Thanks for the suggestion. I installed WenQuanYi Micro Hei font, and for some reason I was able to select all in the word documents with all the tofu characters, switch to VL Gothic and have everything display correctly (although some formatting changes occurred)!
One thing that puzzles me is why installing the WenQuanYi Micro Hei font worked when I already had a number of Japanese fonts installed. Is there something special about his font?
I can’t read the initial problem as I don’t speak japanese, but I know a bit about Haiku fonts. I assume the problem was with libreoffice, libreoffice uses it’s own font system that isn’t managed by Haiku.
Would LibreOffice be able to make use of the fonts in my Haiku installation’s /boot/system/data/fonts/ttfonts/ directory if I make duplicate copy of these fonts to my /boot/home/config/non-packaged/data/fonts/ttfonts/ directory too? (or even just copy links of the ttfonts files to put in there)?
** I am guessing that this directory is where LibreOffice on haiku looks for its fonts from Michel’s post here.

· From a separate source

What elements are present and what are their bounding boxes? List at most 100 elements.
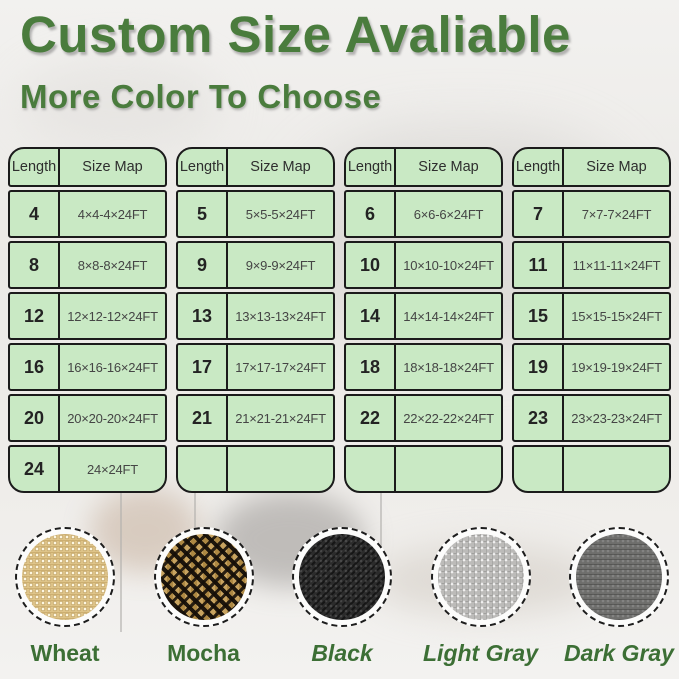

Ah, it seems I was a bit premature in thinking that installing the WenQuanYi Micro Hei font solved my LibreOffice garbled text tofu issues. It seems that the problem is that even if I set the default Japanese and English language fonts in LibreOffice Writer and Calc to fonts installed from HaikuDepot such as Noto Serif CJK, the font settings in the .docx and .xlsx documents asking for Microsoft fonts such as MS明朝 or 遊ゴシック override any default font settings I make.
It’s not so bad with Writer files since it’s possible to do alt+a to select all, and then change the font to one of the google Japanese fonts I’ve installed from HaikuDepot. What’s more difficult is with .xlsx files of Japanese language tables since there seems no easy way to select all text in all the cells (alt+a seems to select all the cells, but not all the text in all the cells).
Do any of you LibreOffice experts on the board have any work arounds to allow me to change the font settings of all the text in all the cells in an .xlsx file that I brought over from Windows? Thank you.
Off-hand, I think you’d need to edit the template against which the documents were created. But it would probably be easier to copy the windows fonts (the .ttf or .otf files) from windows to haiku and vice versa.
I think you’re right. I might have a look at what Japanese fonts I have in my linux and freebsd installs, to see if I might copy over from those. A bit uneasy about the legal aspects of copying over from my Windows PC, since the Windows is an OEM install… Thanks for the advice.
Thanks for suggesting this. On first attempt, it didn’t solve my issue because the font substitution dialogue is unable to show the missing Microsoft fonts in the dropdown menu for fonts which need replacing. I might try copying over the Microsoft fonts from Windows to see if LibreOffice is able to show them in the dropdown, and then once the replacement table is saved, remove the legally questionable fonts from the system.